Anche il mandato esplorativo, esplicitamente chiesto da Renzi e contrastato invece dai tre partiti della maggioranza, soddisfa Italia viva. Sarà un’esplorazione lunga, dunque non limitata a verificare se Giuseppe Conte è davvero il nome giusto. Per quello non ci sarebbe stato bisogno di esplorare molto: nel perimetro di questa maggioranza, un altro nome papabile non c’è.

Il compito di Roberto Fico sarà dunque quello indicato dal leader di Iv: verificare la possibilità di trovare l’intesa sui contenuti, ciascuno dei quali si porterà però dietro il suo bravo nome. Parlare di giustizia significa mettere in discussione il ministro Alfonso Bonafede, che i 5 Stelle considerano ormai già sacrificato, affrontare l’emergenza sanitaria porta dritti a Domenico Arcuri, cioè al cuore del sistema di potere e di governo di Conte, e la stessa cosa vale per i ministri Lucia Azzolina, Nunzia Catalfo e persino Roberto Gualtieri, anche loro nel mirino di Renzi.

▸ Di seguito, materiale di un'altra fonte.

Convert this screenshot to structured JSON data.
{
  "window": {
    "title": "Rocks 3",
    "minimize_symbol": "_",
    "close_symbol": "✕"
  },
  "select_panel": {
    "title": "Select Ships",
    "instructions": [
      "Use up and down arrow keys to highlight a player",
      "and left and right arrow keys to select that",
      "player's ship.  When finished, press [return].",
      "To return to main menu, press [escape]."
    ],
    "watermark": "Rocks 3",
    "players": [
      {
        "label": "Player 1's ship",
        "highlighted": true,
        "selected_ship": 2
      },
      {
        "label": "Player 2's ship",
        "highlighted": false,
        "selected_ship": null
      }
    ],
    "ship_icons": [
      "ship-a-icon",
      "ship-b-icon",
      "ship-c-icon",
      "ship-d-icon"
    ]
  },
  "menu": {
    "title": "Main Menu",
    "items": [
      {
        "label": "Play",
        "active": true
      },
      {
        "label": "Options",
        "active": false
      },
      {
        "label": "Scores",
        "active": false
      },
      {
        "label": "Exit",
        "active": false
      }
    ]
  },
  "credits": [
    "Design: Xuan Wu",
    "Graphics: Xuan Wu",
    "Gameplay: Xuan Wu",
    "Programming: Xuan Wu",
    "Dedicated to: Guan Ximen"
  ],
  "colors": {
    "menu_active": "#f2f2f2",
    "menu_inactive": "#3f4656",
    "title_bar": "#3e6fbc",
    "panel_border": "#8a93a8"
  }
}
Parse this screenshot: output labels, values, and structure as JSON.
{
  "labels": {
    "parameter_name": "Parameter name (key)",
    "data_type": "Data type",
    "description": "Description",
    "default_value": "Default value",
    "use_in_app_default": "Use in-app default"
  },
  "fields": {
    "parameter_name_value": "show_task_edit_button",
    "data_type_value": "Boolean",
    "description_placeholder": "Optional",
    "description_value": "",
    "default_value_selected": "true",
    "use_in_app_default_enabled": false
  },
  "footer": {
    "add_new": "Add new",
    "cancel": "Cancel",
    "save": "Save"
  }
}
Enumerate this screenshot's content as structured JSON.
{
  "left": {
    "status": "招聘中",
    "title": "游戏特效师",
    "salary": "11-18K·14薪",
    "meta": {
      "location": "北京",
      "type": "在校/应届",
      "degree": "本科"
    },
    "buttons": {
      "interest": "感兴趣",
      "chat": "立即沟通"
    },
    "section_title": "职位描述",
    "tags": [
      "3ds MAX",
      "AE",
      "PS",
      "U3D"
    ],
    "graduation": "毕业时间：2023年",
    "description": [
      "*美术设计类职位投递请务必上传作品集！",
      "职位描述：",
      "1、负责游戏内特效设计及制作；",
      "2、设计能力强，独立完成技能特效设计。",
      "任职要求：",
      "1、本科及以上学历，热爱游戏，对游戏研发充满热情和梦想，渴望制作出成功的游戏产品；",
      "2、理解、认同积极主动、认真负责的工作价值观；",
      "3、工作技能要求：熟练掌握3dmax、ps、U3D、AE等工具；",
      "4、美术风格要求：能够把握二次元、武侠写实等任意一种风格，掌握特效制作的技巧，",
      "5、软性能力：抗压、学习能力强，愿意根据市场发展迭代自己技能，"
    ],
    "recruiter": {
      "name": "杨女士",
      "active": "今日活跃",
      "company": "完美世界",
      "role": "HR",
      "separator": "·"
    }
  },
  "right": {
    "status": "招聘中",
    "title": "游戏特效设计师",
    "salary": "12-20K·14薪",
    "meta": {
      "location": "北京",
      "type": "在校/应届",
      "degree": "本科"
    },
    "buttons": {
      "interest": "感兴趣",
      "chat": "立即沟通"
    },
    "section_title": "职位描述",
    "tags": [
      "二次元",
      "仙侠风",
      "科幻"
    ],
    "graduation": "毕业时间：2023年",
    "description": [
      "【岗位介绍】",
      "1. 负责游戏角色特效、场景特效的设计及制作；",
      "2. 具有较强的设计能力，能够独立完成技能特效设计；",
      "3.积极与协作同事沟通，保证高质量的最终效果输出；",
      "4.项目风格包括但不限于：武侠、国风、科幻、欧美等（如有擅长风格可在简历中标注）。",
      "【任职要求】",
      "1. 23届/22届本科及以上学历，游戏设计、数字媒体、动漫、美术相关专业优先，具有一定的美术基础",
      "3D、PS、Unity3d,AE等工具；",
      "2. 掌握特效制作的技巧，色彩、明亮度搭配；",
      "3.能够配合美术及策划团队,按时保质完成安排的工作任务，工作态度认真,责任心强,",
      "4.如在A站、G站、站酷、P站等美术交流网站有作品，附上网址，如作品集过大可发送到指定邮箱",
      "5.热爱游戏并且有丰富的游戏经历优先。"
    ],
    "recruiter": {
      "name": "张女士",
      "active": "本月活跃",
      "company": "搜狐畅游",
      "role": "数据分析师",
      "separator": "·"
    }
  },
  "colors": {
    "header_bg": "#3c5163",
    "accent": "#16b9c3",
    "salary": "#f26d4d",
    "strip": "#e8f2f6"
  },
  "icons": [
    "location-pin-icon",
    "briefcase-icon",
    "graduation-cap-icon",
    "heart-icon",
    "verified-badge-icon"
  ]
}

MA SOPRATTUTTO il mandato esplorativo blocca sul nascere l’eventuale tentazione di Conte di far saltare il banco a metà trattativa per tentare di nuovo l’operazione Responsabili, sperando di riuscire dove ha fallito in questa fase ma anche puntando, in caso di nuova sconfitta, a rendere inevitabili elezioni anticipate che dispiacerebbero a lui meno che a chiunque altro nella maggioranza. Delle quali anzi sarebbe forse ben lieto.

L’esplorazione serve a imbrigliare Renzi, costringendolo a uscire dall’ambiguità, ma anche e in egual misura lo stesso Conte. Dopo la perlustrazione di Fico dovrà muoversi invece in un solco già tracciato, senza la possibilità di tentare comunque la sorte in aula da premier incaricato.

L’EVENTUALE FALLIMENTO di un confronto orchestrato nella sua fase iniziale e più delicata da Fico, con la discreta supervisione del Quirinale, porterebbe infatti inevitabilmente a esperire la seconda via chiesta da Matteo Renzi, quella del governo istituzionale.

Con i suoi il rottamatore è andato giù secco: «Ci sono due strade: un governo politico se c’è l’accordo con noi, un governo istituzionale se salta l’accordo». Non sarebbe neppure questa una strada facile e sicura ma la destra, ha fatto capire Matteo Salvini al termine della consultazione al Quirinale, in caso di fallimento di Fico non resterebbe in panchina.

Il sospetto che possa essere proprio Renzi a rendere impossibile l’intesa per un governo politico è inevitabile. Solo i prossimi giorni diranno se è fondato o no.

Ieri però, per la prima volta, ha preso corpo la possibilità che invece si rassegni ad accettare il ritorno di Conte. Ma certo non gratuitamente.